Effect of target bending in normal impact of a flat-ended cylindrical projectile near the ballistic limit

Abstract

The current work is concerned with the normal impact of flat-nosed cylindrical projectiles striking at a velocity in the vicinity of the ballistic limit on metallic targets. The ratio of target thickness to striker diameter ranges from ¼ to ½. The resulting penetration model extends existing theories to include the extensive deformation of the target resulting from the bending effect. The dynamic and static stress-strain relations of 2024-0 aluminum are obtained by means of the split-Hopkinson bar technique and an Instron machine, respectively.
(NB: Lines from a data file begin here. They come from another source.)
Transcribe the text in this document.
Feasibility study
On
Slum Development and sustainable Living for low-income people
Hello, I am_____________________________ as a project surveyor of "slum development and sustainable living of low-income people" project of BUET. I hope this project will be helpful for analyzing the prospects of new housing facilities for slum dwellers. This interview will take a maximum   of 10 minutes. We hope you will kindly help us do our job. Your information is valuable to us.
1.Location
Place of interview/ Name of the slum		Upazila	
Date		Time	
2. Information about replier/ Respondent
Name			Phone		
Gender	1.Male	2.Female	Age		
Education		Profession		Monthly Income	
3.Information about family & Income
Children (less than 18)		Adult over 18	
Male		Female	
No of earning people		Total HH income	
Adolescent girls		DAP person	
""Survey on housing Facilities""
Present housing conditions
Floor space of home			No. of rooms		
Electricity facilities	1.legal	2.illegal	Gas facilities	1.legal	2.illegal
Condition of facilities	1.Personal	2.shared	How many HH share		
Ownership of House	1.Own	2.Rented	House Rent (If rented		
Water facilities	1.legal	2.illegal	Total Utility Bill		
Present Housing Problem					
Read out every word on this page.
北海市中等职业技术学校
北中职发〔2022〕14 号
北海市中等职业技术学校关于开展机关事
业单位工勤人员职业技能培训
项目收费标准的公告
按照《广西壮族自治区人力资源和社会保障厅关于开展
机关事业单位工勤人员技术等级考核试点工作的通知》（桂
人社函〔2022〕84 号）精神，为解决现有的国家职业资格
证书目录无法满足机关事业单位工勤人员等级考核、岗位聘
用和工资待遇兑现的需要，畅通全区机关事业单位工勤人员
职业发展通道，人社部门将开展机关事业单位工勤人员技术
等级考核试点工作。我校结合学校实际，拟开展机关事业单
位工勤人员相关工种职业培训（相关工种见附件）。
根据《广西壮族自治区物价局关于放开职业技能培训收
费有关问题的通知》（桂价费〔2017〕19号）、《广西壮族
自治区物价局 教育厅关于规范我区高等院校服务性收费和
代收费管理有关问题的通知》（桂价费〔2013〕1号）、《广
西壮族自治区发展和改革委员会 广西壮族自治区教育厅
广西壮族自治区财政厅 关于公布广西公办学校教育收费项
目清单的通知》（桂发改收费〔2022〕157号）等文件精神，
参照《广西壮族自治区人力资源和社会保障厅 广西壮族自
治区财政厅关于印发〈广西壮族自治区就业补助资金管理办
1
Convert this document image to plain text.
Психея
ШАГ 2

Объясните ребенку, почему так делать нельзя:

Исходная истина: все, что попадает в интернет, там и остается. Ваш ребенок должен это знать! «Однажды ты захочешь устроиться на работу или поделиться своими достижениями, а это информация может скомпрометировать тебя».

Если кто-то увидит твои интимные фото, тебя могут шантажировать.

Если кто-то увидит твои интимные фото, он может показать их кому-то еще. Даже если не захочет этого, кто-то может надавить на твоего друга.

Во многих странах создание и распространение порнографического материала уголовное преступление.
A series of tests with 0.8 mm diameter pre-drilled holes in each target is conducted to assess the relative effects of bending and shear on the plate deformation. A total of 20 shots are executed to examine the phenomenon of the plate response under impact loading. The 12.7 mm diameter hard-steel projectiles are fired with a pneumatic gun against 3.18, 4.76, and 6.35 mm aluminum targets at a velocity of up to 182 m s−1. A dynamic plastic bending theory is proposed that will be superposed on the previously developed one-dimensional phenomenological penetration model of Liss et at. (Int. J. Impact Engng 1, 321–324 (1983)), to permit a more accurate prediction of target response. This phenomenological model is numerically analyzed and compared with the experimental findings and the two-dimensional Lagrangian computational codes Dyna2d and Autodyn using a Cray X/MP-48 and PC-AT, respectively. Excellent correspondence with data is obtained for the projectile exit velocity when a higher impact speed is employed. The final deformation field computed from the model is not limited to a narrow zone and shows good correlation with the experimental data, especially for thinner targets.